Dave has to face his disappointment to find the energy to commit to a decision: should he close the doors on 150 employees because his sons aren’t cooperating? Or revise his vision so they all have a better future?
Seven Owners + Seven Views on Succession = Angry Stalemate
Like Dave, Ian had told his employees they would be offered ownership in the business. They had helped grow it.
The previous owner had sold his shares to seven key employees who were now the shareholders of a much larger firm. But those shareholders wanted out now. What were their shares worth?
The valuation was a shock: The shareholders demanded to know why, under Ian’s leadership, the company wasn’t worth more.
The basis of the low valuation boiled down to:
- Too reliant on one customer;
- Inconsistent profits despite rising revenues;
- No management team ready to take over from those wanting to leave.

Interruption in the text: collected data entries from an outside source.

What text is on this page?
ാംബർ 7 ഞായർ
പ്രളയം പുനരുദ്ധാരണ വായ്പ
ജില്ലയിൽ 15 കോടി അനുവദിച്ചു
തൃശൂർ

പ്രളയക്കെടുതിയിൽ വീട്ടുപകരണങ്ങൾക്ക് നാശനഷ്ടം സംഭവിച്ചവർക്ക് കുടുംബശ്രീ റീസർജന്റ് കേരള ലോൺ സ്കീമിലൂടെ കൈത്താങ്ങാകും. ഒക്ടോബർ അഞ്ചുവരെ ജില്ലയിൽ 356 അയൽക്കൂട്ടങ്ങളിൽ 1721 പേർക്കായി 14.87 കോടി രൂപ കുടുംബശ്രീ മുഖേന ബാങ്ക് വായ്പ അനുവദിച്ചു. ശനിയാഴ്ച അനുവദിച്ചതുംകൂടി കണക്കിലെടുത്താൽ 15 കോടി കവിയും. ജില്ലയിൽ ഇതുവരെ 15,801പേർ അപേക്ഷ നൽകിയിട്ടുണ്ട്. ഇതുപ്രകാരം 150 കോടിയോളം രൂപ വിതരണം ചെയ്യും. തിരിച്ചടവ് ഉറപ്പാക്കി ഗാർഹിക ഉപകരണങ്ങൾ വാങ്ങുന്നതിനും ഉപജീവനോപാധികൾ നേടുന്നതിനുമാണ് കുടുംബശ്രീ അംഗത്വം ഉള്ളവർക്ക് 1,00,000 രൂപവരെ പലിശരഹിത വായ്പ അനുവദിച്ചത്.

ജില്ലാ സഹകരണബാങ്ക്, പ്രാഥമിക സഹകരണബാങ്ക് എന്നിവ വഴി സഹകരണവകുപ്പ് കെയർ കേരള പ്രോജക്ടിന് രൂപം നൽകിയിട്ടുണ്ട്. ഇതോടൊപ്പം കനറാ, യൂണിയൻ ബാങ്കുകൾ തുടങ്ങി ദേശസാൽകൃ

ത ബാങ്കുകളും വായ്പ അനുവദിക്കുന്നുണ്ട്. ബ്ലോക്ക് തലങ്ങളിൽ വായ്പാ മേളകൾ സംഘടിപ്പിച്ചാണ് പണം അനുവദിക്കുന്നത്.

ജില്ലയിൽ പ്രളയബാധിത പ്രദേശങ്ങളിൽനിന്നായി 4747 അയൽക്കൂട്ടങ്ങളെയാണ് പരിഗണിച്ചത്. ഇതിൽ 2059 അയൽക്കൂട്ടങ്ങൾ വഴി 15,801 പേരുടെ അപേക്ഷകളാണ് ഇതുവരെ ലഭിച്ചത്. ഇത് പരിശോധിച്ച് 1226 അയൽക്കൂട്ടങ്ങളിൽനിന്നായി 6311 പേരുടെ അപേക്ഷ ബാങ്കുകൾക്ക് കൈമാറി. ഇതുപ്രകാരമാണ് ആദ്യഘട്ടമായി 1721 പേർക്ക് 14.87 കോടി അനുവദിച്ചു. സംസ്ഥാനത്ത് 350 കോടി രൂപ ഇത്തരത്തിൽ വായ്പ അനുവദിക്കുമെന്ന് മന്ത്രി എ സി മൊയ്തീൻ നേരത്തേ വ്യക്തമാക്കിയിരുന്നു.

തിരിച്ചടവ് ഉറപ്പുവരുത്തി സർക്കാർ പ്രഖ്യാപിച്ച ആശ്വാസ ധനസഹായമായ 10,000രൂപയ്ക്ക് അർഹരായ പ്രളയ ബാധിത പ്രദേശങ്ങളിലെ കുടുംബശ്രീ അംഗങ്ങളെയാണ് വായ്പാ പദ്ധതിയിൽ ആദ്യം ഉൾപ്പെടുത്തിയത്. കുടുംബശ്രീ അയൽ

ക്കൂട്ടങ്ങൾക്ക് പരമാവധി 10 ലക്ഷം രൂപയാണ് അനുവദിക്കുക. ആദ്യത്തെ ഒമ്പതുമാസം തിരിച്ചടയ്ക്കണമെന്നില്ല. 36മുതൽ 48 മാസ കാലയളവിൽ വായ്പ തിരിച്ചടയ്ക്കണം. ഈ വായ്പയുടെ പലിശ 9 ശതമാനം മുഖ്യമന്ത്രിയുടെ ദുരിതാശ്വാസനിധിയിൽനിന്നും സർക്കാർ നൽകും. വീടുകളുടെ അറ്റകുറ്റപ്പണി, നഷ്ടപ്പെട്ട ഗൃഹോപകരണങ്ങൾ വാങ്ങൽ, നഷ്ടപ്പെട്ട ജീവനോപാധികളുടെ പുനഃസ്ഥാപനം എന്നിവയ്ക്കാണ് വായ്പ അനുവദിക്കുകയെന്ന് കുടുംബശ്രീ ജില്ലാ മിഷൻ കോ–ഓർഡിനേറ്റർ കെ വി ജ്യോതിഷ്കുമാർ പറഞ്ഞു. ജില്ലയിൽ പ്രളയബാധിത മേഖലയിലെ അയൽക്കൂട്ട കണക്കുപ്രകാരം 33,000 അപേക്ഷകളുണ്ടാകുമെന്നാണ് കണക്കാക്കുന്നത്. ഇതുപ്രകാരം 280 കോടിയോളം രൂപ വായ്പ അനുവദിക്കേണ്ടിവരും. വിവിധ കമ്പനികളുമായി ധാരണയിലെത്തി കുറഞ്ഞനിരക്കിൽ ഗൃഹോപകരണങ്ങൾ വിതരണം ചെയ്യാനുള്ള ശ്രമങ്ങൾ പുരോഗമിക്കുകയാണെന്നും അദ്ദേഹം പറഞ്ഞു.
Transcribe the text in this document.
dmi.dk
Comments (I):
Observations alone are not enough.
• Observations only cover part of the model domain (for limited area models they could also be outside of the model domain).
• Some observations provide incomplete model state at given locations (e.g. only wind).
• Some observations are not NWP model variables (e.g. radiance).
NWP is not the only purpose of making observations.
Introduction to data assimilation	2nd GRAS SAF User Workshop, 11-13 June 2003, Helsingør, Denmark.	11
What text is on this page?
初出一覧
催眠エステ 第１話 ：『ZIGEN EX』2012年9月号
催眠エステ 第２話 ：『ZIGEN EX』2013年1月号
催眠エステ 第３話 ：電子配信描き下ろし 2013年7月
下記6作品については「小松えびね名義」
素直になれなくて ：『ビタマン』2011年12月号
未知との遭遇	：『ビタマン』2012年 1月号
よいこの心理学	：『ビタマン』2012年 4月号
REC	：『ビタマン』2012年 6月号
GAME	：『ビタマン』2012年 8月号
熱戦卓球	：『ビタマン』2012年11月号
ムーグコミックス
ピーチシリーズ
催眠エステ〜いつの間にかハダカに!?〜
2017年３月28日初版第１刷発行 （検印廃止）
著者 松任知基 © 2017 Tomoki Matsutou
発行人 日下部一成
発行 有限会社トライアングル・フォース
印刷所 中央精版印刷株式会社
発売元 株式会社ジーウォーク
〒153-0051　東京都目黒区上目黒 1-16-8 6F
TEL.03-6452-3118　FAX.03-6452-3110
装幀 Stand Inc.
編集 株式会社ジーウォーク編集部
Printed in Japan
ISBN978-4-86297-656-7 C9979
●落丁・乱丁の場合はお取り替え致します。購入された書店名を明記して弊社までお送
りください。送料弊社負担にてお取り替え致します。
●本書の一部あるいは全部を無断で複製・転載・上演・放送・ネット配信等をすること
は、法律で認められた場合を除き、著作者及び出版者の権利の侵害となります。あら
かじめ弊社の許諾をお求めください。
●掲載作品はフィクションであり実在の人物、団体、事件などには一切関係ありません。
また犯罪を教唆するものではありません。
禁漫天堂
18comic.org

To come to terms with their predicament, the shareholders had to reveal all their interests, and prioritize them, or face no ability to exit any shareholder.
They weighed their priorities against how companies get acquired, how management buyouts work, and why company needs have to come first.
If getting a higher return, faster, was their top priority then that promise to employees couldn’t be fulfilled.
Not easy discussions. They practiced how to listen to each other without judging or fearing that another’s interests were going to trump their own. Was a harmonized solution possible?
Making a commitment to find one was their first joint decision.
Your Next Step
A transition of ownership is not something you lead on your own, or when you’re up against volatile, emotional, or complex circumstances, or involve others. Ask yourself:
- Do you want a return on investment from your business beyond salary and dividends?
- Do you want employees and family to have the same sense of future security and peace of mind that you do?
- Is reducing your risk and increasing your chances for success important?
- Are you willing to work with professionals to uncover all the pieces of your puzzle to assemble them in a way that works for all?
Dave and Ian came to terms with their circumstances, recognized there was no easy fix and got expert support. By cooperating, Ian and his shareholders found their ideal solution and pursued it to completion.
Dave is still hoping his son returns. In the meantime, he’s committed to making his company transferrable and saleable, just in case.